I surveyed some of the faculties of Christian colleges on their views of Scripture, of Christ, of life after death, of morality. Most of the faculty had abandoned tradition even more thoroughly than the seminarians and college students.
Q. How might evangelical institutions interact with contemporary intellectual ideas while still instilling in their students a Christian world and life view?
A. The trick, in my opinion, is to combine a thorough education in classical Christian orthodoxy with a sophisticated understanding of the contemporary world. We have done pretty well with the former but poorly with the latter. But there are good reasons to pursue the latter.
In Romans 12 we are told not to “be conformed to the patterns of the world,” but what are the social, intellectual, and cultural patterns of the world to which we are not to be conformed? This question is a very difficult one to answer at the end of the second millennium. The purpose of ”Evangelicalism: The Coming Generation• was to begin to articulate some answers.
>Q. What do you see in the future for evangelicals in this country?
A. I would say that evangelicals will increasingly find themselves in an unfriendly environment.
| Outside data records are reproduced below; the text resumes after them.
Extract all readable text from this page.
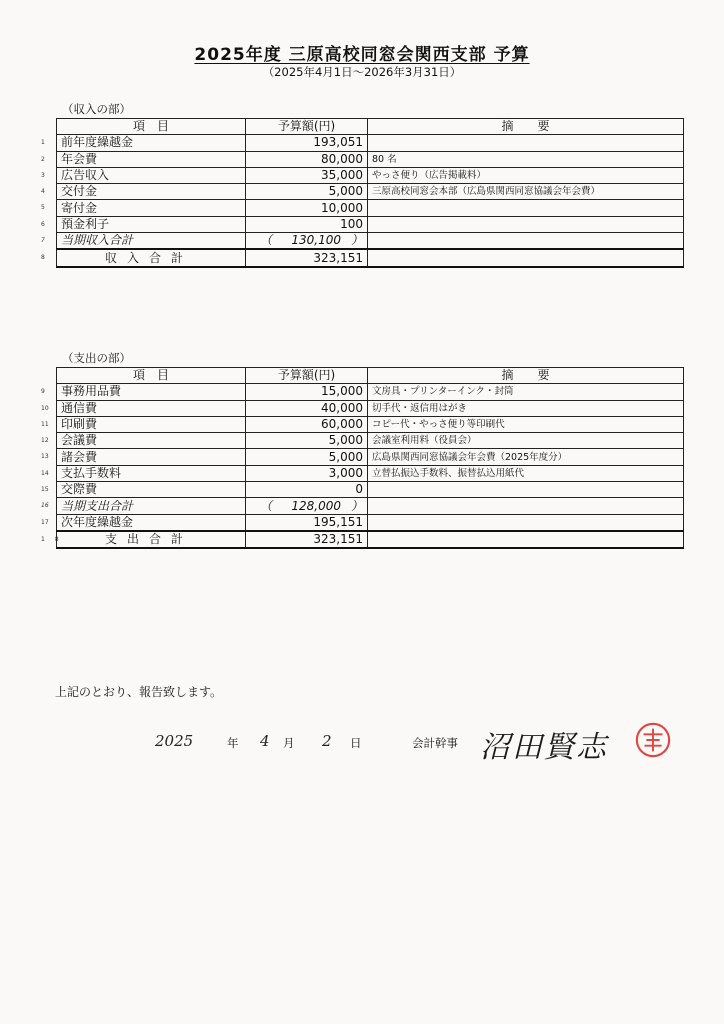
2025年度 三原高校同窓会関西支部 予算
（2025年4月1日～2026年3月31日）
（収入の部）
項　目	予算額(円)	摘　　要

1 前年度繰越金	193,051	

2 年会費	80,000	80 名

3 広告収入	35,000	やっさ便り（広告掲載料）

4 交付金	5,000	三原高校同窓会本部（広島県関西同窓協議会年会費）

5 寄付金	10,000	

6 預金利子	100	

7 当期収入合計	（ 130,100 ）	

8 収入合計	323,151	
（支出の部）
項　目	予算額(円)	摘　　要

9 事務用品費	15,000	文房具・プリンターインク・封筒

10 通信費	40,000	切手代・返信用はがき

11 印刷費	60,000	コピー代・やっさ便り等印刷代

12 会議費	5,000	会議室利用料（役員会）

13 諸会費	5,000	広島県関西同窓協議会年会費（2025年度分）

14 支払手数料	3,000	立替払振込手数料、振替払込用紙代

15 交際費	0	

16 当期支出合計	（ 128,000 ）	

17 次年度繰越金	195,151	

18 支出合計	323,151	
上記のとおり、報告致します。
2025	年 4 月 2 日	会計幹事 沼田賢志
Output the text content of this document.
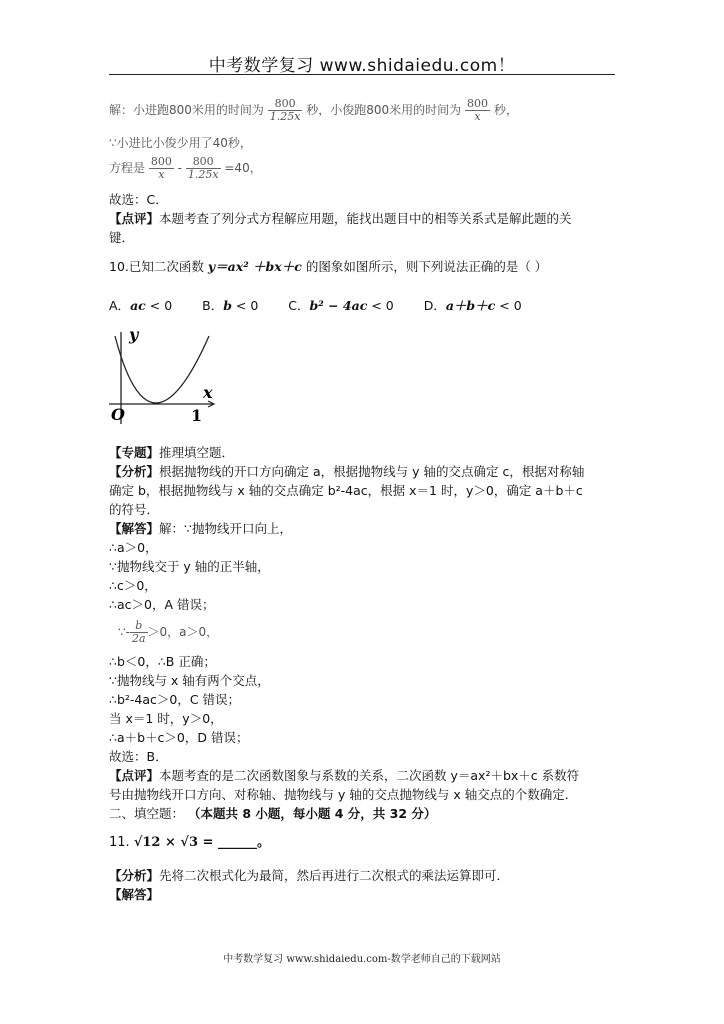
中考数学复习 www.shidaiedu.com！
解：小进跑800米用的时间为 $\frac{800}{1.25x}$ 秒，小俊跑800米用的时间为 $\frac{800}{x}$ 秒，
∵小进比小俊少用了40秒，
方程是 $\frac{800}{x} - \frac{800}{1.25x} =40$，
故选：C．
【点评】本题考查了列分式方程解应用题，能找出题目中的相等关系式是解此题的关
键．
10.已知二次函数 y＝ax² ＋bx＋c 的图象如图所示，则下列说法正确的是（ ）
A．ac < 0 B．b < 0 C．b² − 4ac < 0 D．a＋b＋c < 0
y
x
O	1
【专题】推理填空题．
【分析】根据抛物线的开口方向确定 a，根据抛物线与 y 轴的交点确定 c，根据对称轴
确定 b，根据抛物线与 x 轴的交点确定 b²-4ac，根据 x＝1 时，y＞0，确定 a＋b＋c
的符号．
【解答】解：∵抛物线开口向上，
∴a＞0，
∵抛物线交于 y 轴的正半轴，
∴c＞0，
∴ac＞0，A 错误；
∵- $\frac{b}{2a} >0$，a＞0，
∴b＜0，∴B 正确；
∵抛物线与 x 轴有两个交点，
∴b²-4ac＞0，C 错误；
当 x＝1 时，y＞0，
∴a＋b＋c＞0，D 错误；
故选：B．
【点评】本题考查的是二次函数图象与系数的关系，二次函数 y＝ax²＋bx＋c 系数符
号由抛物线开口方向、对称轴、抛物线与 y 轴的交点抛物线与 x 轴交点的个数确定．
二、填空题： （本题共 8 小题，每小题 4 分，共 32 分）
11. √12 × √3 = ______。
【分析】先将二次根式化为最简，然后再进行二次根式的乘法运算即可．
【解答】
中考数学复习 www.shidaiedu.com-数学老师自己的下载网站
Evangelical Christians who maintain integrity with their faith and with the traditions of the past are going to find themselves out of sorts. If the analysis holds true and things continue as they have been, the next generation of evangelical leadership is going to resemble less and less the current generation and certainly the generations past.
The intention of my book, Evangelicalism: The Coming Generation, is to assist the evangelical leadership in taking an honest look at themselves and the world around them so that they can contemplate their future with integrity.